Zusammenfassung
Ich habe 55 Jahre lang die chinesisch-japanischen Kampfkünste trainiert. In den ersten zehn Jahren praktizierte ich Karate, Taijiquan und Aikido. Danach konzentrierte ich mich auf koryū bujutsu, die klassischen japanischen Kampfkunsttraditionen. Durch mein Kampfkunsttraining begann ich, mich für die religiösen Traditionen Ost-, Zentral-, Süd- und Südostasiens und ihre Beziehung zu den Kriegskünsten zu interessieren. Nach mehreren Jahren der Forschung und Ausbildung im Tendai-Buddhismus wurde ich 1978 zum Tendai-Priester ordiniert. Seit Mitte der 1970er Jahre befasse ich mich in meinen Schriften und Forschungen hauptsächlich mit der Beziehung zwischen den klassischen japanischen Kampfkünsten und den religiösen Traditionen des Ostens.
Intensives Training in diesen beiden Disziplinen – klassische Kampfkünste und religiöse Rituale – zielt darauf ab, durch veränderte Bewusstseinszustände einen psycho-physischen Übergang im Individuum auszulösen. Die klassischen Krieger, die diesen Weg beschritten, verfolgten ein zweifaches Ziel: Effektivität im Kampf und Perfektionierung des Charakters. Gestärkt durch diese Ausbildung und Erfahrung strebte der Krieger danach, sich einen klaren Vorteil gegenüber seinen Gegnern zu verschaffen, indem er einen unerschütterlichen Geist entwickelte, die Angst vor dem Tod überwand und mit geistiger Klarheit die Fähigkeit erlangte, im Kampf spontan eine Strategie zu erkennen. Durch die Entwicklung des Charakters sollte er das Selbstvertrauen erlangen, seine Pflichten in zivilen Situationen erfolgreich zu erfüllen. Das Ziel der strengen religiösen Ausbildung war in mancher Hinsicht ähnlich: die Dinge so zu sehen, wie sie sind, und dabei ein mitfühlendes Wesen zu werden, das anderen auf diesem Weg hilft. Letztlich beeinflussten sich diese beiden Strömungen gegenseitig. Ein Krieger sollte die Realität sehen, wie sie ist, und Mitgefühl üben. Der Priester sollte furchtlos und unerschütterlich in seiner Verpflichtung werden, alle fühlenden Wesen zum Erwachen zu führen.
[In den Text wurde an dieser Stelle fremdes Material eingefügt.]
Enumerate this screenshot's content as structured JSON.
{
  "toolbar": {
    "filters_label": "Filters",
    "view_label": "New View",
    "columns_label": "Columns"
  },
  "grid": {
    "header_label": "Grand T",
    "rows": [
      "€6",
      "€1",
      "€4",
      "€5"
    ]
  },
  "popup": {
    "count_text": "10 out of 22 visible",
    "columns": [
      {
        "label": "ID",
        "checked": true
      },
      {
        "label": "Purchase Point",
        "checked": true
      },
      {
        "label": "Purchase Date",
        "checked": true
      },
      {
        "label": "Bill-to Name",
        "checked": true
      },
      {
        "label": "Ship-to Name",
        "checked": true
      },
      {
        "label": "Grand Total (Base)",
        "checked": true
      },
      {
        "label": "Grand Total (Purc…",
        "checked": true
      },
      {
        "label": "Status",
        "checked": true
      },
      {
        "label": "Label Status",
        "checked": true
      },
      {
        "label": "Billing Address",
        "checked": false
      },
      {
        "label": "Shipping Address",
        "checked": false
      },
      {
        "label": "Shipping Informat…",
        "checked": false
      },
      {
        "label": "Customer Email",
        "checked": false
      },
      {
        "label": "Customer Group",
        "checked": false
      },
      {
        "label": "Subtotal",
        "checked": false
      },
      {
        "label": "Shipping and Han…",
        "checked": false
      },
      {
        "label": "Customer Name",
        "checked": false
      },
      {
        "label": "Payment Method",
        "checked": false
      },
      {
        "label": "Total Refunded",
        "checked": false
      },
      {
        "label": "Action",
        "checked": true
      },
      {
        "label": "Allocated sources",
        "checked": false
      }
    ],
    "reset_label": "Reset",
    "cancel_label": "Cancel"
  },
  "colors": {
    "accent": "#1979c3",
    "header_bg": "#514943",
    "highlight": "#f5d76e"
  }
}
In diesem Beitrag wird kurz das Konzept des musha shugyō – der „Krieger-Pilgerreise“ – untersucht: wie es die religiösen Rituale des esoterischen Buddhismus, des Shugendō, des Shintō und des Daoismus mit dem Kampftraining des klassischen Kriegers verbindet. Es wird auch darauf eingegangen, wie religiöse Rituale und Symbolik in das Trainingsprogramm der klassischen Kampfkünste eingebaut werden und in mehrfacher Hinsicht eine therapeutische Wirkung auf den Trainierenden haben: Sie erleichtern die psychologische Bewaffnung und Stresskontrolle während des Kampfes und die psychologische „Abkühlung“ für den Krieger, der aus dem Krieg ausscheidet und in die Zivilgesellschaft zurückkehrt.